Compared to the white chickpeas we're more familiar with, the black variety (known as ceci neri in Italian) has a dark, wrinkled outer skin and is much smaller. Black chickpeas are also richer in fiber (about three times) and rich in iron. Kala chana chickpeas are darker than regular chickpeas and have a more nutty flavor. They are firmer and hold their shape when cooked.
Kala chana doesn't become soft when boiled and takes longer to cook well. According to the USDA, black chickpeas are high in fiber and have a very low glycemic index. Chickpeas come in a variety of colors: green, black, brown and red, although the most popular and recognized color is beige. They have a buttery texture and a nutty flavor.
Black chickpeas are especially beneficial for growing children and active people who participate in a plant-based diet. The soluble fiber in black chickpeas binds to bile acids and prevents them from being absorbed by the body, reducing cholesterol levels.

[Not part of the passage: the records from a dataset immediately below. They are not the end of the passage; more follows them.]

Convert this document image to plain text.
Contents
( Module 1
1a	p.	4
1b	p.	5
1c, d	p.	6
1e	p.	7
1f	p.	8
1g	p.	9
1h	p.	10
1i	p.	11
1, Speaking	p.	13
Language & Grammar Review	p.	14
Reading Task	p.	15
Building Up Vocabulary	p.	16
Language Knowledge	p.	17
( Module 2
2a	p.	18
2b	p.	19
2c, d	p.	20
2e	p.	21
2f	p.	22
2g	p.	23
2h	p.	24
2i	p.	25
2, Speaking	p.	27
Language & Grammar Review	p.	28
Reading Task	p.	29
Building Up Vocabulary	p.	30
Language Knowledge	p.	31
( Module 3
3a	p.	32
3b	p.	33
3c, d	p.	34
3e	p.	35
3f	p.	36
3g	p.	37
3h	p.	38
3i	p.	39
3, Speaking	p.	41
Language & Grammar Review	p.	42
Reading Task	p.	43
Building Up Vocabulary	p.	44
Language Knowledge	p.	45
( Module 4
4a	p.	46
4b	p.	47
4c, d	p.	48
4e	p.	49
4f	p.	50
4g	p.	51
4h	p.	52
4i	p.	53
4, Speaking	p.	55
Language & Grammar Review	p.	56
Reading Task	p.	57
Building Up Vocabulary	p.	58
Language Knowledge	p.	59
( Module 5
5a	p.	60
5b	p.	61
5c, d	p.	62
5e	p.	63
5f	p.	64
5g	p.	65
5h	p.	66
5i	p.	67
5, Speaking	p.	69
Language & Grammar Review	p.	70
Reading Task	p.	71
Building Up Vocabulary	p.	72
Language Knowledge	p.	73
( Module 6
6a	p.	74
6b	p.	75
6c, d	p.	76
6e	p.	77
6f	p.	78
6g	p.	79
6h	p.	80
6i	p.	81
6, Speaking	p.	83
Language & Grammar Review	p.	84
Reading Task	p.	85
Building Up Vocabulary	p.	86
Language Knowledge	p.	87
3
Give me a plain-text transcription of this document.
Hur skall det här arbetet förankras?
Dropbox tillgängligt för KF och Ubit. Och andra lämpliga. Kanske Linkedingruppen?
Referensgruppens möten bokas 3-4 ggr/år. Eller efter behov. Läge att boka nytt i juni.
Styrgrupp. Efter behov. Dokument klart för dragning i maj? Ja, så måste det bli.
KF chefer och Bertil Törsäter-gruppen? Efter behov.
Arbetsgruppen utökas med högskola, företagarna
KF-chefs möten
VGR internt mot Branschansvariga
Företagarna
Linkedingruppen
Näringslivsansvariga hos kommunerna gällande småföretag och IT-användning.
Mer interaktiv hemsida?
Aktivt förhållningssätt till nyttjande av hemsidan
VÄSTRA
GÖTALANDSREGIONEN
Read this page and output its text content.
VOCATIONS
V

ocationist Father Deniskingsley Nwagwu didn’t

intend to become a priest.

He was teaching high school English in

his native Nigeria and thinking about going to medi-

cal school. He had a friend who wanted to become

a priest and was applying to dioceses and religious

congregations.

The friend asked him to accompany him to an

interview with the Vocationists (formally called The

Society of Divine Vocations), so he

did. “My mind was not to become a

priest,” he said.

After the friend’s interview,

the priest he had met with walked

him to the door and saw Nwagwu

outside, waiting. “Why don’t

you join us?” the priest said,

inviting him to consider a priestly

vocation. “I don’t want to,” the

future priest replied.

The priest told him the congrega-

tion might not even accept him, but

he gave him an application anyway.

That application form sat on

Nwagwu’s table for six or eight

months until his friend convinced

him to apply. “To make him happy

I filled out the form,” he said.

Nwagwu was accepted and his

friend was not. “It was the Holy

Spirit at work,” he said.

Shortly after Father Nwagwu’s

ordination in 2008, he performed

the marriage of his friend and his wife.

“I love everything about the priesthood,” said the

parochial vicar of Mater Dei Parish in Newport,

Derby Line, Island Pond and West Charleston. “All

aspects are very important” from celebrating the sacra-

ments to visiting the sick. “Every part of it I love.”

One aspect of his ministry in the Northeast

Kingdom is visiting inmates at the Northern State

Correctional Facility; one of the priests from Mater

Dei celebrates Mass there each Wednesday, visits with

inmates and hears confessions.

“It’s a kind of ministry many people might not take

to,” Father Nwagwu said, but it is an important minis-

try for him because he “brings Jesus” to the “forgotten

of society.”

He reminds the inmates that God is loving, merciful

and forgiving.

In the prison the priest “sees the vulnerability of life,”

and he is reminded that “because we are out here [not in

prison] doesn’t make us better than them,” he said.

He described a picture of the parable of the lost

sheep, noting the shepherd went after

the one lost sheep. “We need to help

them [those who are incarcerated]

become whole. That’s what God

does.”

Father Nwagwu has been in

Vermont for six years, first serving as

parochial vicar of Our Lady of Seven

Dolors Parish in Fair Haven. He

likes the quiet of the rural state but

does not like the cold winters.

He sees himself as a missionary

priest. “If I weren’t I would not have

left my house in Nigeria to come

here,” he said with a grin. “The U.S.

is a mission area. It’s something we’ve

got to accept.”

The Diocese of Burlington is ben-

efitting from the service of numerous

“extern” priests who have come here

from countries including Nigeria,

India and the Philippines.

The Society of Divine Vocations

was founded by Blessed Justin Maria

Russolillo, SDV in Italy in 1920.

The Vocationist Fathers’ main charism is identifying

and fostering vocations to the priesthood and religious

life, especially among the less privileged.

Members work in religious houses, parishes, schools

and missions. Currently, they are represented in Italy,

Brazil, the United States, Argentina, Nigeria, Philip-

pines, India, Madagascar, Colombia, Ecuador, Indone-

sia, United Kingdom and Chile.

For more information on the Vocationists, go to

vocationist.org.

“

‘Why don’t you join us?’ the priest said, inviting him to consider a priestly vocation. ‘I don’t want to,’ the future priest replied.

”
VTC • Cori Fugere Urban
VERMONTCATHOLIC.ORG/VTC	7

Complex carbohydrates, such as those found in black chickpeas, offer more nutritional value than simple carbohydrates and help keep blood sugar stable due to their slower release of glucose. To increase your intake of healthy fats by eating black chickpeas, try preparing them in curry or soup with coconut milk, or serve them with a little ghee or olive oil.
Black chickpeas are richer in fiber and iron, but have a protein and carbohydrate content similar to that of chickpeas.